Гость закурил длинную сигарету. Этим он тоже не походил на челышевского дядьку. Клим начинял гильзы домашним самосадом. Какие доходы у кладбищенского попа?! Бородатый же одет был по последней моде: в заокеанские джинсы, в замшевый пиджак.
«Однако морг не торопится, — вспомнил старик о санитарах. — Хорошо бы прибыли раньше, чем Машенька позовет меня за ширму…»
Между тем длиннокудрый, развалясь на стуле и уже забыв о новопреставленной, напустился на римского папу и католицизм. Дескать, сатанинская вера, отвергает народное чувство и прельщает одних гордецов… Токарев настороженно слушал, а Машенька снова ушла к Варваре Алексеевне.
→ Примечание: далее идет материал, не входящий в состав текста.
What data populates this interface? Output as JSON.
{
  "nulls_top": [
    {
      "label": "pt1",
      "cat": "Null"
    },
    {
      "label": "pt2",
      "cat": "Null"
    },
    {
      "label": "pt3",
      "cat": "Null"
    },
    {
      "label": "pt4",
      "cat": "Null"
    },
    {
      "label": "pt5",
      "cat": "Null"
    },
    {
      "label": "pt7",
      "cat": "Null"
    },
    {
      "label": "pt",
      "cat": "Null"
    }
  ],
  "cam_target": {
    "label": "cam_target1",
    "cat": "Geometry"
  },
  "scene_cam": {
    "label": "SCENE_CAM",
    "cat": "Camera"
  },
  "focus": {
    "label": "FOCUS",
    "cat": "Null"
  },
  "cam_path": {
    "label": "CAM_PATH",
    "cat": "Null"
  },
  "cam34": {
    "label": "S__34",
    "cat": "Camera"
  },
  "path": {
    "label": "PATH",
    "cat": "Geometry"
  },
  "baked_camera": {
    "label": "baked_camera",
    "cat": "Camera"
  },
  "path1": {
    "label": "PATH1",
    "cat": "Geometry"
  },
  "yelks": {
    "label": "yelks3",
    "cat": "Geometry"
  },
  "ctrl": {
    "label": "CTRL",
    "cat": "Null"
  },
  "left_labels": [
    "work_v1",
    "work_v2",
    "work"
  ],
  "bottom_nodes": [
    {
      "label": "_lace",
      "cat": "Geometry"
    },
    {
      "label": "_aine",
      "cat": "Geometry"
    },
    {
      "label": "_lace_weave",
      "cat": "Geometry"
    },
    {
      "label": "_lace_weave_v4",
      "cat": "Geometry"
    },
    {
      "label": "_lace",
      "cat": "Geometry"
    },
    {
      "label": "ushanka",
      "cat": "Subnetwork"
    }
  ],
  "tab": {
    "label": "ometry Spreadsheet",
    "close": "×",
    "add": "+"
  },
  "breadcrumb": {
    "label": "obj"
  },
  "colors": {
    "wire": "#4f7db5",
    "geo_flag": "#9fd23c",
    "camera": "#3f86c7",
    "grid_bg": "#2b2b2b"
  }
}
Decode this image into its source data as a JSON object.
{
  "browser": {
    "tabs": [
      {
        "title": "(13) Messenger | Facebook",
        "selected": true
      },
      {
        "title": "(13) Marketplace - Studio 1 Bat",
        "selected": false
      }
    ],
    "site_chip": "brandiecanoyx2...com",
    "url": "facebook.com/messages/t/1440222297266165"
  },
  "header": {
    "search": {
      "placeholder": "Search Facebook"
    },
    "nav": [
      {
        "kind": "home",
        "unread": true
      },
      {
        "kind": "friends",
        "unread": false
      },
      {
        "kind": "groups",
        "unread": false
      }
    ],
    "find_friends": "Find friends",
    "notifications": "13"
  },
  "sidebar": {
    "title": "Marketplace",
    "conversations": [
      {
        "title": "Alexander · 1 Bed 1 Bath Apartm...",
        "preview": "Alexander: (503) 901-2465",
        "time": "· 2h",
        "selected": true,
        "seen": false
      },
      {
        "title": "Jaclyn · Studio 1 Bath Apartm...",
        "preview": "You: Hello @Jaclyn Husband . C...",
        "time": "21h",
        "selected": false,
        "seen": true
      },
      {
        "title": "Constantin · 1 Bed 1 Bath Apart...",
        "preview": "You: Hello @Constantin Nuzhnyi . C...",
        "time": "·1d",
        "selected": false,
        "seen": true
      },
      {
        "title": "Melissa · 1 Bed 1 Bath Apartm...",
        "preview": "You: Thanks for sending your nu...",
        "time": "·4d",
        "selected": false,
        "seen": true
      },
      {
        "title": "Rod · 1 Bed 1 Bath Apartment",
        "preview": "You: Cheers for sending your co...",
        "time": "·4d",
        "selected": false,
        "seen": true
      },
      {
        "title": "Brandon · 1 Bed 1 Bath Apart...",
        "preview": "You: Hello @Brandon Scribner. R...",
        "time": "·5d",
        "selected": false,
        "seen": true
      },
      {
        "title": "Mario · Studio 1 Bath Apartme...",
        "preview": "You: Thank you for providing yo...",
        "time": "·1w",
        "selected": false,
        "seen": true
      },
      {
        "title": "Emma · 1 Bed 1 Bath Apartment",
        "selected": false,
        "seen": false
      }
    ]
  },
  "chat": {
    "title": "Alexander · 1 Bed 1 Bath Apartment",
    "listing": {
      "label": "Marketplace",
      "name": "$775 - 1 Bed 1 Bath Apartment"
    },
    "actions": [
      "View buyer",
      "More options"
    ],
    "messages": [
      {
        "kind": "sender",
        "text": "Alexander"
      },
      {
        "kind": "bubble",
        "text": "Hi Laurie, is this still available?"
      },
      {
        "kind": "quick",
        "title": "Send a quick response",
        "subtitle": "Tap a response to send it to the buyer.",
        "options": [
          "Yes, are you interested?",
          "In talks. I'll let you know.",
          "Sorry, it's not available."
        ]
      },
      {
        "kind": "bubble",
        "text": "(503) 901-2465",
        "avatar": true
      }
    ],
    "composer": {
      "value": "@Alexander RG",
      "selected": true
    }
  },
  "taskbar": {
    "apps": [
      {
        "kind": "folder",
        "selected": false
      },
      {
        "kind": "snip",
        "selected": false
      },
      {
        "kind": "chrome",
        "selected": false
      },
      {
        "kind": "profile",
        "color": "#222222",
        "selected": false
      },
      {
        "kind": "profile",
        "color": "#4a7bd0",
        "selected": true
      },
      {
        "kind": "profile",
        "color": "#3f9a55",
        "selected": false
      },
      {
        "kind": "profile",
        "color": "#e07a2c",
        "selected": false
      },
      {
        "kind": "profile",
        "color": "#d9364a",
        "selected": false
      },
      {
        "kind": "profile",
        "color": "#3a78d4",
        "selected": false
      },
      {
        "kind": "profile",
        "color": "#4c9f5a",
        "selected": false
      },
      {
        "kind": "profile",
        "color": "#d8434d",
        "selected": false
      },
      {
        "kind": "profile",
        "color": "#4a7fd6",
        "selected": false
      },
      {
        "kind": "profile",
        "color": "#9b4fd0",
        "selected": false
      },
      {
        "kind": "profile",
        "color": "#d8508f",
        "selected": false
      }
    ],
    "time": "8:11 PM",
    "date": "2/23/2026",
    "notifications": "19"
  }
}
«Сейчас меня кликнет, — подумал старик. — Любите ненавидящих вас… Давняя песня… Броньку — не могу…» — И, не зная, за что зацепиться по эту сторону ширмы, старик перебил гостя:
— Православие, молодой человек, не защитило нас от монголов. Кто знает, вдруг спасло бы католичество. Говорите, оно не народное? Однако народ за ним пер, и сила у католиков была. Когда орда на Россию валила и наши священнослужители не помогли князьям выстоять, на западе патеры собирали бездельников отвоевывать Гроб Господен, и те как миленькие шли! А если бы князья отбили татар, то целых семь веков Россия не знала бы проклятия азиатчины. Люди устроили бы себе «Хабеас корпус», а не сельский мир или чертово общежитие.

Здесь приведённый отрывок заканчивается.